Problem dla dziennikarzy
Jako dziennikarze, chcąc szukać badaczy miejscowej historii- już nie znajdujemy ich, więc nawet jej nie szukamy na polskich uczelniach wyższych, na polskich uniwesytetach. Z rzadka ktoś z Europy Zachodniej na warsztat weźmie lokalną tutejszą historię, przez co jako dziennikarze mamy jakieś pewne źródła (np. praca doktorska Rolanda Steinachera por. http://www.musiklexikon.ac.at:8000/wenden_slawen_329_354.pdf )Feudalizm i propaganda
Nauka miejscowej historii na uniwersytetach nie istnieje. Zamiast niej jest stetryczały, feudalny system którego podstawy intelektualne są nie tyle mocno wątpliwe, co wręcz przerażają. To jest w stu niemal procentach- polityka historyczna, a nie- nauka historii. Historii tego kraju uczą ideolodzy i doktrynerzy, zamiast historyków.
Czy Pan rozumie, że - z ekonomicznego punktu widzenia- to nie ma sensu? Esencją historii jest nauka moralna emanująca z krytycznej analizy źródeł. To 'ta nauka moralna' - jest sensem pracy historyka i ma zapobiec podobnym zdarzeniom mogącym czy nawet mającym miejsce - ponownie. Ta nauka musi być wolna od nacisków politycznych, byśmy mogli usłyszeć owe "nauki moralne", mogące nie być miłymi dla ucha dla aktualnie rządzących.

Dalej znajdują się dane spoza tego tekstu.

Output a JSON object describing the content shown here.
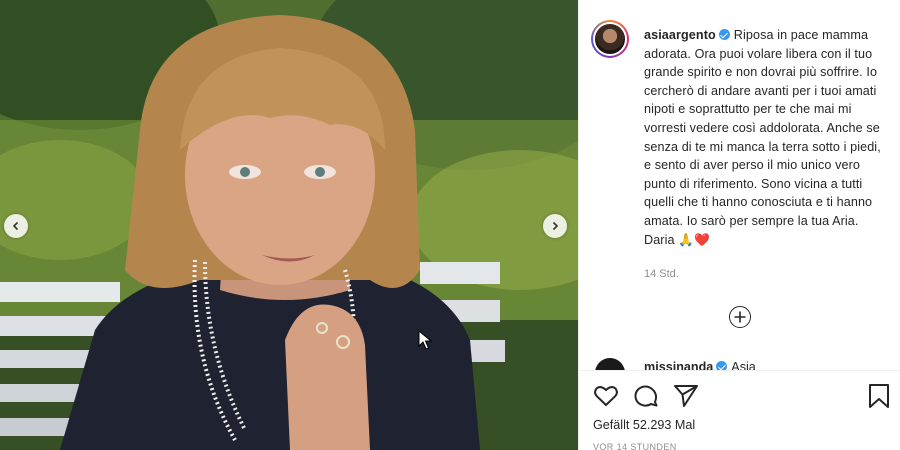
{
  "post": {
    "username": "asiaargento",
    "caption": "Riposa in pace mamma adorata. Ora puoi volare libera con il tuo grande spirito e non dovrai più soffrire. Io cercherò di andare avanti per i tuoi amati nipoti e soprattutto per te che mai mi vorresti vedere così addolorata. Anche se senza di te mi manca la terra sotto i piedi, e sento di aver perso il mio unico vero punto di riferimento. Sono vicina a tutti quelli che ti hanno conosciuta e ti hanno amata. Io sarò per sempre la tua Aria. Daria 🙏❤️",
    "time_ago": "14 Std.",
    "likes_label": "Gefällt 52.293 Mal",
    "timestamp": "VOR 14 STUNDEN"
  },
  "comment_preview": {
    "username": "missinanda",
    "text": "Asia"
  },
  "icons": {
    "prev": "chevron-left-icon",
    "next": "chevron-right-icon",
    "load_more": "plus-circle-icon",
    "like": "heart-icon",
    "comment": "comment-bubble-icon",
    "share": "paper-plane-icon",
    "save": "bookmark-icon"
  },
  "colors": {
    "verified": "#3897f0",
    "text": "#262626",
    "muted": "#8e8e8e"
  }
}
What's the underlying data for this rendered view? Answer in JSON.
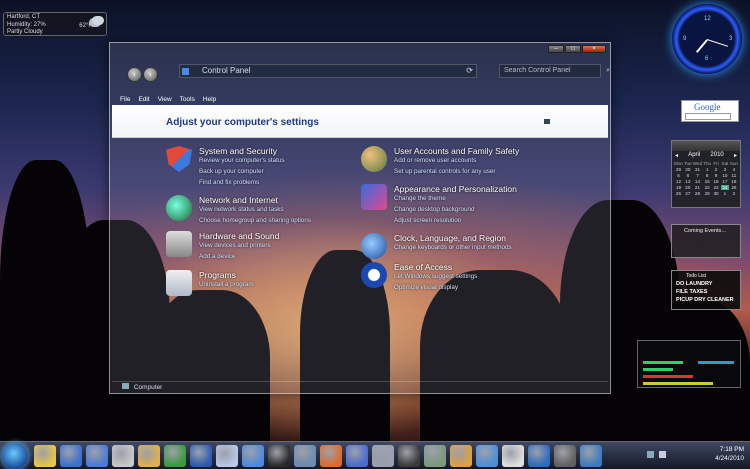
{
  "weather": {
    "city": "Hartford, CT",
    "humidity": "Humidity: 27%",
    "condition": "Partly Cloudy",
    "temp": "62°F"
  },
  "window": {
    "address_path": "Control Panel",
    "search_placeholder": "Search Control Panel",
    "menu": [
      "File",
      "Edit",
      "View",
      "Tools",
      "Help"
    ],
    "heading": "Adjust your computer's settings",
    "status": "Computer",
    "categories": [
      {
        "title": "System and Security",
        "links": [
          "Review your computer's status",
          "Back up your computer",
          "Find and fix problems"
        ]
      },
      {
        "title": "Network and Internet",
        "links": [
          "View network status and tasks",
          "Choose homegroup and sharing options"
        ]
      },
      {
        "title": "Hardware and Sound",
        "links": [
          "View devices and printers",
          "Add a device"
        ]
      },
      {
        "title": "Programs",
        "links": [
          "Uninstall a program"
        ]
      },
      {
        "title": "User Accounts and Family Safety",
        "links": [
          "Add or remove user accounts",
          "Set up parental controls for any user"
        ]
      },
      {
        "title": "Appearance and Personalization",
        "links": [
          "Change the theme",
          "Change desktop background",
          "Adjust screen resolution"
        ]
      },
      {
        "title": "Clock, Language, and Region",
        "links": [
          "Change keyboards or other input methods"
        ]
      },
      {
        "title": "Ease of Access",
        "links": [
          "Let Windows suggest settings",
          "Optimize visual display"
        ]
      }
    ]
  },
  "gadgets": {
    "google_label": "Google",
    "calendar": {
      "month": "April",
      "year": "2010",
      "weekdays": [
        "Mon",
        "Tue",
        "Wed",
        "Thu",
        "Fri",
        "Sat",
        "Sun"
      ],
      "days": [
        "29",
        "30",
        "31",
        "1",
        "2",
        "3",
        "4",
        "5",
        "6",
        "7",
        "8",
        "9",
        "10",
        "11",
        "12",
        "13",
        "14",
        "15",
        "16",
        "17",
        "18",
        "19",
        "20",
        "21",
        "22",
        "23",
        "24",
        "25",
        "26",
        "27",
        "28",
        "29",
        "30",
        "1",
        "2"
      ],
      "today": "24"
    },
    "events_title": "Coming Events...",
    "todo_title": "Todo List",
    "todo_items": [
      "DO LAUNDRY",
      "FILE TAXES",
      "PICUP DRY CLEANER"
    ]
  },
  "taskbar": {
    "time": "7:18 PM",
    "date": "4/24/2010",
    "icon_colors": [
      "#e8c64a",
      "#3a6fd0",
      "#4a7ad8",
      "#c9c9c9",
      "#e0b050",
      "#3a9a3a",
      "#2a5ab0",
      "#b8c8e8",
      "#4a8ae0",
      "#2a2a2a",
      "#6a8ab0",
      "#e06a2a",
      "#4a6ad0",
      "#9aa0b0",
      "#3a3a3a",
      "#7a9a7a",
      "#e0a040",
      "#4a90e0",
      "#e0e0e0",
      "#2a6ac0",
      "#606060",
      "#3a7ac0"
    ]
  }
}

W Polsce nie ma miejsca na ową naukę moralną i krytyczną analizę źródeł, bo inaczej cała tutejsza "narodowa mitologia" (o przepraszam- "rodzima historia") by runęła jako fejkstoria. Przez lata totalitaryzmu wyhodowano wielką fałszywą metanarrację, fejkrację. Jest ona- ta fejkowa narracja- nieprawdziwa już od samego początku.
Przykłady fejkstorii
Chrzest roku 966? Przecież źródła podają co najmniej kilka różnych dat, a ową datę 966 wymyślono dopiero współcześnie, w odpowiedzi na rozbieżne daty w źródłach. Pierwsza stolica w Gnieźnie? Wg dokumentu "Dagome Iudex" zachowanego w kopii z ok. 1086/1087 r., owa stolica z czasów Mieszka I miała znajdować się w mieście Szinske (Schinesghe). Współczesne internetowe wyszukiwarki kontekstowe dla haseł z dokumentów źródłowych tłumaczą nazwę "Szinske" i nie jest to miasto "Gniezno".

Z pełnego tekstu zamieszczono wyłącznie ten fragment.